10 menggunakan metode desain Non Eksperimen dengan studi korelasional, sedangkan peneliti menggunakan metode deskriptif. 4. Aditama & Arifal. (2013). Hubungan Pengetahuan Dan Motivasi Pasien TBC (Tuberkulosis) Dengan Kepatuhan Berobat Pasien TBC Yang Berobat Di UPT Puskesmas Mantup Kabupaten Lamongan. Desain yang digunakan dalam penelitian ini adalah Analitik dengan pendekatan cross sectional. Hasilnya Ho ditolak dan Ha diterima artinya variabel pengetahuan dan motivasi pasien TBC berpengaruh nyata (significant) terhadap kepatuhan berobat pasien TBC yang berobat di UPT Puskesmas Mantup Lamongan. Persamaan dengan peneliti adalah populasi yang sama yaitu penderita TB Paru. Sedangkan perbedaannya adalah peneliti diatas menggunakan metode desain Analitik dengan pendekatan cross sectional, sedangkan peneliti menggunakan metode deskriptif. 5. Fitriani, E. (2013). Hubungan Pengetahuan dengan Motivasi Berobat Pasien TB Paru di RSUD. Harjono Kabupaten Ponorogo. Penelitian ini menggunakan desain penelitian korelasi. Teknik pengambilan sampel yaitu total sampling.

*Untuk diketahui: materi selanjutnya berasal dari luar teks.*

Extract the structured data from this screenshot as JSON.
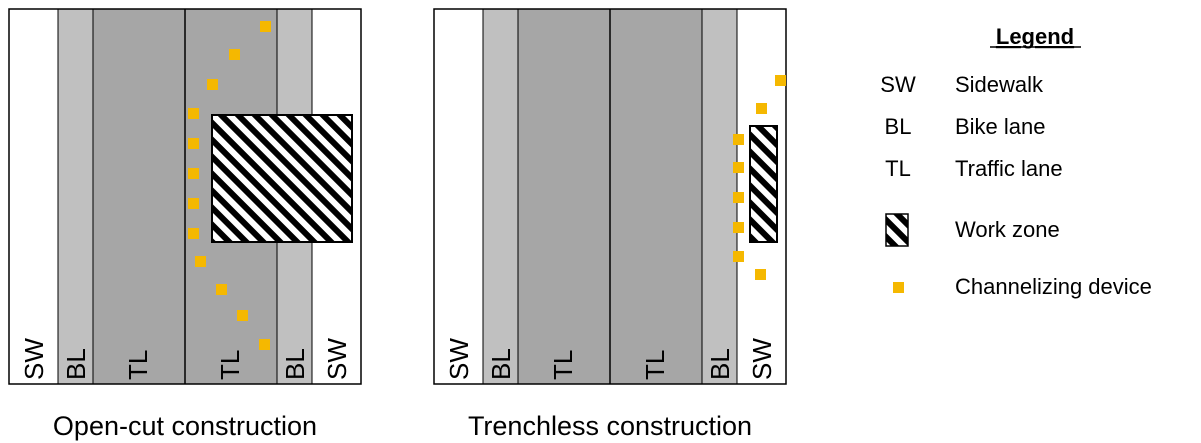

Pengumpulan data menggunakan kuesioner dengan pertanyaan closed ended. Teknik analisa menggunakan test Uji Chi Square dengan taraf signifikasi 0,05. Dari peneltitan terhadap 49 responden didapatkan hasil jumlah responden dengan pengetahuan baik memiliki mootivasi menjalani pengobatan yang tinggal 13 responden (26,5%), sebanyak 13 responden dengan pengetahuan baik memiliki

11 motivasi yang rendah, sebanyak 13 responden (26,5%) dengan pengetahuan buruk memiliki motivasi tinggi menjalani pengobatan yang tinggi, sedangkan 10 responden (20,4%) dengan pengetahuan buruk memiliki motivasi rendah. Berdasarkan Uji Chi Square didapatkan hasil X 2 hitung yaitu 0,32 < X 2 tabel 3,84 dengan taraf signifikan (α=0,05), maka H0 diterima dan H1 ditolak. Persamaan dengan peneliti adalah populasi yang sama dan instrumen penelitian yaitu kuesioner. Sedangkan Perbedaannya adalah pada tempat penelitian di RSUD. Harjono Ponorogo, sedangkan peneliti di Puskesmas Kunti dan Kauman Ponorogo, serta menggunakan metode korelasional, sedangkan peneliti menggunakan metode deskriptif.